No regrets over joining NDA, says Paswan
Patna: LJP President Ram Vilas Paswan on Wednesday said he had no regrets over returning to the NDA fold after 12 years and was driven to it by the "reticent approach" of RJD and Congress and signs of revolt within his own party.
"I did my best to work out an alliance with RJD and bring Congress on board, but the two parties wanted to drag seat- sharing talks over an indefinite period. "That left me with no option but to clinch a pre-poll tie- up with the BJP-led NDA," he said at his first press conference here after joining NDA.
Paswan said he had apprehensions that Congress and RJD wanted to delay seat-sharing talks beyond the announcement of the parliamentary poll schedule, which has been proved true. "I was apprehensive that they (Congress and RJD) would offer us only a couple of seats at the last minute, which we would have been forced to accept as there would have been no other option for us... Accepting an offer of a couple of seats would have been insulting for us and humiliating to our party," he said.

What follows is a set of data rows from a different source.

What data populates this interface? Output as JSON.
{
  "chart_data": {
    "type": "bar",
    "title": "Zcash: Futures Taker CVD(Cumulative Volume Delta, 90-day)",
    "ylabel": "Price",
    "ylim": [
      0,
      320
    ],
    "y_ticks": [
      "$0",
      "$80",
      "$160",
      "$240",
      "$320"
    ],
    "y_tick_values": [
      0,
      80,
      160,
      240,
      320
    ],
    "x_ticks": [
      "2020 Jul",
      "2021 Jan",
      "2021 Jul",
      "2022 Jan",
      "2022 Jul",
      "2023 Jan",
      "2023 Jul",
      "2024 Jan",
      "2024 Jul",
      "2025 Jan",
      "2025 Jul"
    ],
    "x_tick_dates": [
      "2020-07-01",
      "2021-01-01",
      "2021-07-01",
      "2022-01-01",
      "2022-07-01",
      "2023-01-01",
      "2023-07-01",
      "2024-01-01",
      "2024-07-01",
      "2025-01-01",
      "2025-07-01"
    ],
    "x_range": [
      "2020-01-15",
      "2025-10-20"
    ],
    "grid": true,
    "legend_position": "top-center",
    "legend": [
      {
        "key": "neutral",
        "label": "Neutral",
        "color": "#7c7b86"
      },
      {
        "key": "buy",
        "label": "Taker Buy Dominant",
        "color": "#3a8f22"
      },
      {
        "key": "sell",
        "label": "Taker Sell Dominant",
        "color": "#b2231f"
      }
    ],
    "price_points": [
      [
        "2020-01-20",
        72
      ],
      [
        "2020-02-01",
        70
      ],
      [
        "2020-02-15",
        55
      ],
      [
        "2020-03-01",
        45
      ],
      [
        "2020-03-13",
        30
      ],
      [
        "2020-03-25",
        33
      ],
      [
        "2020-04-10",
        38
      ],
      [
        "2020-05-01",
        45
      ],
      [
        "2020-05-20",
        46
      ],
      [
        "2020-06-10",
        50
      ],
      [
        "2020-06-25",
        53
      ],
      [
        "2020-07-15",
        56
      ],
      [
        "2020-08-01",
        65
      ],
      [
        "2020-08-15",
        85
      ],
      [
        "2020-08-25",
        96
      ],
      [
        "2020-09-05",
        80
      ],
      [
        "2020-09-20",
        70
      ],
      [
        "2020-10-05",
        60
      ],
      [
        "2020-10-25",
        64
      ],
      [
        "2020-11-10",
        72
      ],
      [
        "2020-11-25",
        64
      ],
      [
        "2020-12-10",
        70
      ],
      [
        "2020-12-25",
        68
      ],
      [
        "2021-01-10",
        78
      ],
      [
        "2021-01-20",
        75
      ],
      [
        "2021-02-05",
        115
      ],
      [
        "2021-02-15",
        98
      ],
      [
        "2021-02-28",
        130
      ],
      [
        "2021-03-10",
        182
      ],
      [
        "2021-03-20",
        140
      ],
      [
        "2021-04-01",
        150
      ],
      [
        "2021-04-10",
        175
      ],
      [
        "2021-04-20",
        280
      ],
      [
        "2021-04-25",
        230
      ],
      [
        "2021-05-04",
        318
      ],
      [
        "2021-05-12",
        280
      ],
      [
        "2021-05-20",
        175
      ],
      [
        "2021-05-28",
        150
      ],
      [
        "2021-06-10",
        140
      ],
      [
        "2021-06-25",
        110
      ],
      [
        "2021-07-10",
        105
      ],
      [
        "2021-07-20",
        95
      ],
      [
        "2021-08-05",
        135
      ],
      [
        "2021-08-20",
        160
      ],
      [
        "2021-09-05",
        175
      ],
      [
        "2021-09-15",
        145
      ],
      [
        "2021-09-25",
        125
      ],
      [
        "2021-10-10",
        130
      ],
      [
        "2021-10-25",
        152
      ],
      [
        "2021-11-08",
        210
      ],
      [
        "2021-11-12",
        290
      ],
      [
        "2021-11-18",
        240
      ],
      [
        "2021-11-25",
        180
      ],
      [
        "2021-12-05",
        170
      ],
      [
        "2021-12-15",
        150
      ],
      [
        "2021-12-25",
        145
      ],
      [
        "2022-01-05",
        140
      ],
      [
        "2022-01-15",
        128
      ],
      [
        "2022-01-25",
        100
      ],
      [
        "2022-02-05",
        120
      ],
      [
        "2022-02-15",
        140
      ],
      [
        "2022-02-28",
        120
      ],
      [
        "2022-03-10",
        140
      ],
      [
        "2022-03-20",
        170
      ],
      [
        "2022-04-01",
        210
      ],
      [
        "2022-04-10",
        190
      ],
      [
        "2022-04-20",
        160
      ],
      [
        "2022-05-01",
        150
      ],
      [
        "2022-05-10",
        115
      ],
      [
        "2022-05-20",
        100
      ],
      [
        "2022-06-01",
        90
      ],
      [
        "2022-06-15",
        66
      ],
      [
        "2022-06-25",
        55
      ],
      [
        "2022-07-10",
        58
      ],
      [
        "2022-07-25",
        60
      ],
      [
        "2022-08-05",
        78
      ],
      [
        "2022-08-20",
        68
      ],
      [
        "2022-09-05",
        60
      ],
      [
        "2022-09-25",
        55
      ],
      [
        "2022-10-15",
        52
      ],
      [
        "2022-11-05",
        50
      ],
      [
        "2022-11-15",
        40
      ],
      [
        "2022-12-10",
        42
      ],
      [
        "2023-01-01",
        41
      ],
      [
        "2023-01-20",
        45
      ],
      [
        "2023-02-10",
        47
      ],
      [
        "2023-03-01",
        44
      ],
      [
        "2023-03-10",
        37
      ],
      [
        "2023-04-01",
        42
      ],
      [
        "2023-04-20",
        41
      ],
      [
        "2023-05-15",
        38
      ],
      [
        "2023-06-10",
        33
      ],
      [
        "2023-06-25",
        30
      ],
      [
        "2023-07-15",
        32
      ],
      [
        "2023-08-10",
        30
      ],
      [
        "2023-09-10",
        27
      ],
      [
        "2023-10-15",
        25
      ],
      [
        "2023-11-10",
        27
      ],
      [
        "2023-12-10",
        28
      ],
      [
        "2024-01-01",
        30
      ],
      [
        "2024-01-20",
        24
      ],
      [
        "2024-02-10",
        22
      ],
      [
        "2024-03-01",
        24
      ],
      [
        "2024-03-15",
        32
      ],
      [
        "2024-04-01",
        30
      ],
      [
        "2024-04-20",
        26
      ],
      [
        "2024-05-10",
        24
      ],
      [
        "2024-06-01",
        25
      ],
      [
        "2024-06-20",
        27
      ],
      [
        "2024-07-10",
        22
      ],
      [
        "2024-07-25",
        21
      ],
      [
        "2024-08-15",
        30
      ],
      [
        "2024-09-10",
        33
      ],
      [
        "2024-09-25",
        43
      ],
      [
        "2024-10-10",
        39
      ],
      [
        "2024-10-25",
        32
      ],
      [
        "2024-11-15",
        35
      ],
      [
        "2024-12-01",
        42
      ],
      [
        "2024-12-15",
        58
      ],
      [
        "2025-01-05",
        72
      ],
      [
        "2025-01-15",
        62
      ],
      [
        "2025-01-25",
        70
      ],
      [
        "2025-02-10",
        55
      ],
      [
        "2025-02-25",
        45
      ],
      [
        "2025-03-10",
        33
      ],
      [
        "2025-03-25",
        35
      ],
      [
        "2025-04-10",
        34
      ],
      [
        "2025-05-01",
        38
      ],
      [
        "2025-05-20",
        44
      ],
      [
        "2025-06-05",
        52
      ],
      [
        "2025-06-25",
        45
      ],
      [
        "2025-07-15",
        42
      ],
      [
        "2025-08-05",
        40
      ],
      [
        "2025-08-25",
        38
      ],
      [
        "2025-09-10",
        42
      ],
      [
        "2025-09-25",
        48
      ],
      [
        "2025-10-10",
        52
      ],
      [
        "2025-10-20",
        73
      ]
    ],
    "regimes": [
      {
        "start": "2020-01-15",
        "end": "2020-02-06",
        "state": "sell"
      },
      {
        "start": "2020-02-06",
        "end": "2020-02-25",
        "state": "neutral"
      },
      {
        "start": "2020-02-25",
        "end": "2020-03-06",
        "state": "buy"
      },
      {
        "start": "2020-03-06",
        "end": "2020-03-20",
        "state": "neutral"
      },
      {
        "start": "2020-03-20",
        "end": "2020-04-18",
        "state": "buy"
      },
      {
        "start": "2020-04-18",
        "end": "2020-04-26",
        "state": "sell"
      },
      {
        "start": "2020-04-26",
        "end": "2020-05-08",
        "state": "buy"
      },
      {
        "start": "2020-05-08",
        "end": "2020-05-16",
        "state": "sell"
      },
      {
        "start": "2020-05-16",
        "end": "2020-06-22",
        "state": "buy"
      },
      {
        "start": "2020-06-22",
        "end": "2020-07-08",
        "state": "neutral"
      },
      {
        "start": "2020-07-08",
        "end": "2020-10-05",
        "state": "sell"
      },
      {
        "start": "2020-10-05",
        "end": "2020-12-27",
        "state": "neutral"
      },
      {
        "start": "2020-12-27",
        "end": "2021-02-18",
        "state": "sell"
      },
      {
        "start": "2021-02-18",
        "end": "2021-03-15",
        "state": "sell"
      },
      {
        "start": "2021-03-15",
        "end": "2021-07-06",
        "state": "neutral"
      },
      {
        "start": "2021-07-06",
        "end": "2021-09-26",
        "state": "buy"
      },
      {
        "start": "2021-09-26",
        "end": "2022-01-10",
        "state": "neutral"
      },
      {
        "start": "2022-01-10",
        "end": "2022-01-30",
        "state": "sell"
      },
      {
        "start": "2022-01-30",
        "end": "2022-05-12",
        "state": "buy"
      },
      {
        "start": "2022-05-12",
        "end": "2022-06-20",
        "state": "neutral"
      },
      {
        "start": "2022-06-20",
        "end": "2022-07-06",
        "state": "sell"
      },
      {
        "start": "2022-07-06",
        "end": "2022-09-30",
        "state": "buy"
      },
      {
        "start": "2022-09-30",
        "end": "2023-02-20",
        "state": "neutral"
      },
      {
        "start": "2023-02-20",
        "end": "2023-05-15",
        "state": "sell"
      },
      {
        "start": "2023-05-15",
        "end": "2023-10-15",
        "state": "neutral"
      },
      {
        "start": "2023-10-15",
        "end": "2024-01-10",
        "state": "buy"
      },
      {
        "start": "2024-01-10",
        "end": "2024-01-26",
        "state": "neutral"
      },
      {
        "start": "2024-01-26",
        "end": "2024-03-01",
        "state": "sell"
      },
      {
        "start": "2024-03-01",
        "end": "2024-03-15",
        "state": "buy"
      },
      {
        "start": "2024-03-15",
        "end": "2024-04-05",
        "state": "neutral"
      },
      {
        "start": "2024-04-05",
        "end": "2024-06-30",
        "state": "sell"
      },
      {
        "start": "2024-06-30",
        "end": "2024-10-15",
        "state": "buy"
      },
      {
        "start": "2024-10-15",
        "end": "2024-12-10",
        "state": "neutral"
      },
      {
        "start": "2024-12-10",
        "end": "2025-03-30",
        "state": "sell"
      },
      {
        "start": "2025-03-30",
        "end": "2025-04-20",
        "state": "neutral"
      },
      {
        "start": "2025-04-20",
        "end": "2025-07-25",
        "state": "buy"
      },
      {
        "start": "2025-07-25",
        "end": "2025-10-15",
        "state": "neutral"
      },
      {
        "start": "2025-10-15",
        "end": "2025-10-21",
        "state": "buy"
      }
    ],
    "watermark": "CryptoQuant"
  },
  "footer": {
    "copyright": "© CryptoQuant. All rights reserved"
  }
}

Paswan had quit NDA 12 years back over the 2002 Gujarat riots. He said that although he personally favoured an alliance with Congress and RJD, his party cadre were getting restive with the attitude of the two parties which were refusing to acknowledge even the existence of LJP. It was the revolt brewing within Lok Janshakti Party over aligning with Congress and RJD on their terms that had tilted the scales in favour of an alliance with NDA, he said.
Paswan claimed that BJP initially wooed him with an offer of 12 seats but, in the end, his party agreed to the final offer of seven seats, including Hajipur (SC), from where he is to contest the Lok Sabha polls, and Jamui (SC), where his son Chirag would make his electoral debut. Dismissing charges that he had done a "political somersault" by joining NDA for survival and to safeguard the political future of his son, Paswan said that had it been so, he would have accepted the offer to become the chief minister in 2005 after the Assembly polls in February of that year had thrown up a hung Assembly.